The first Hoya Roundtable of the 2018-19 academic year met to discuss the rate-setting of tuition on Nov. 5. The event, co-sponsored by the Office of the Provost, GUSA and GradGov, looked in-depth at the university’s finances and their rationale behind the current tuition and projected increases that have yet to be finalized.
Provost Robert Groves and Geoff Chatas, senior vice president and chief operating officer, presented and answered questions for nearly an hour in front of administrators and a handful of students, in the hopes of ensuring transparency in how the university puts students’ tuition to use.
Groves and Chatas noted that the university relies heavily on tuition. Nearly half of Georgetown’s revenue comes from student tuition, while only 14 percent comes from its donor base. As of 2016, Georgetown’s endowment of $1.66 billion was ranked 61st in the country — the lowest among the US News and World Report top 20 schools in the nation.
“To give you a sense of perspective, if you look at the rest of our peer group in terms of institutions of our size and within the top 20 institutions in the country, that number is more in the 30-50% range of those institutions,” Chatas said. “Although we are catching up, that number provides certainly a large gap.”
Groves also discussed Georgetown’s mistaken deficit predictions. During this past fiscal year, Georgetown’s deficit was $20 million, nearly $12 million above what was budgeted for. The causes ranged from lower than expected revenue from tuition, higher spending on compensation, and accounting problems in terms of booking revenue which affected $3-5 million. Groves acknowledged the mistakes and pledged to improve in the future. “Going forward, we are totally focused on getting better estimates about our expenditures and our revenue,” Groves said.
Chatas addressed questions on mental health expenses, acknowledging that the university has increased their focus on this area. He said he expected the university to increase spending on these services in the coming years.
The presentation additionally said that the university’s planned construction projects will likely affect expenditures, and in turn affect tuition. These include repairing the roof of Yates and renovating Kehoe Field, which is projected to be completed by the fall semester of 2019, and investing in Cooper and Shaw field, the Village C Black Box, the GUTS bus turn around, Walsh Arts Gallery, the Health Center, and the Muslim prayer room. All of these improvements cost millions of dollars and require larger segments of the budget and affect the rate-setting of tuition.
There are also upcoming projects which will require larger budget considerations. The largest is the proposed renovation of Henle Village, which would be a $130 million investment. Moving forward, Groves and Chatas also referenced upcoming projects dealing with Lauinger Library renovations and a Graduate Student Career Center.

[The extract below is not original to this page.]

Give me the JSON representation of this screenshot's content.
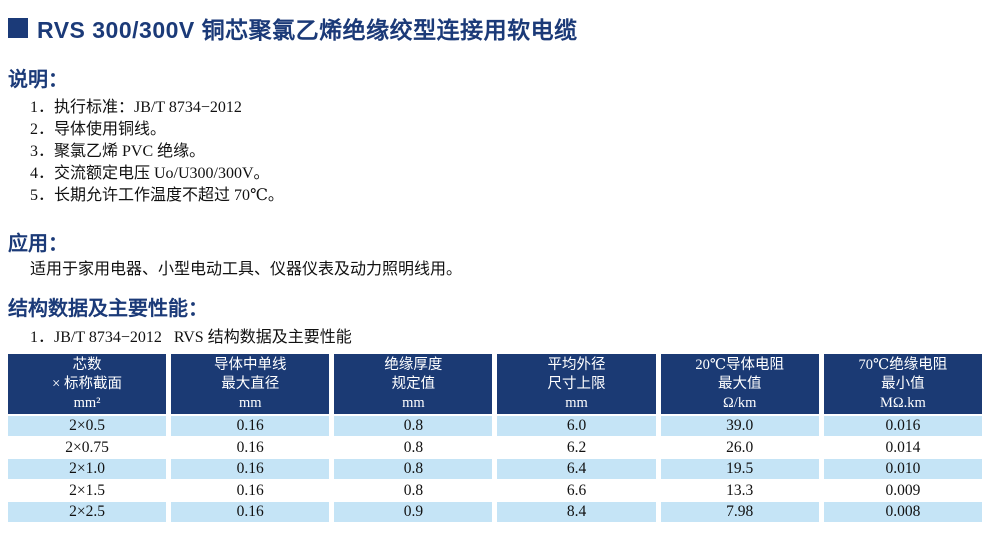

Karan Chauhan (SFS ’22), a GUSA senator, said he thought the event was informative and comprehensive, but may not have gotten the publicity it deserved. “I wish it was more widely attended by students,” Chauhan said. “I felt like it was mostly GUSA, and this affects all of us.”
Groves concluded by reiterating the responsibility that Georgetown has towards its students. “Our job is to balance all of our desires to be a better university and to give you more services and better programs, with our ability to finance those activities,” Groves said. “It’s a never-ending juggle.”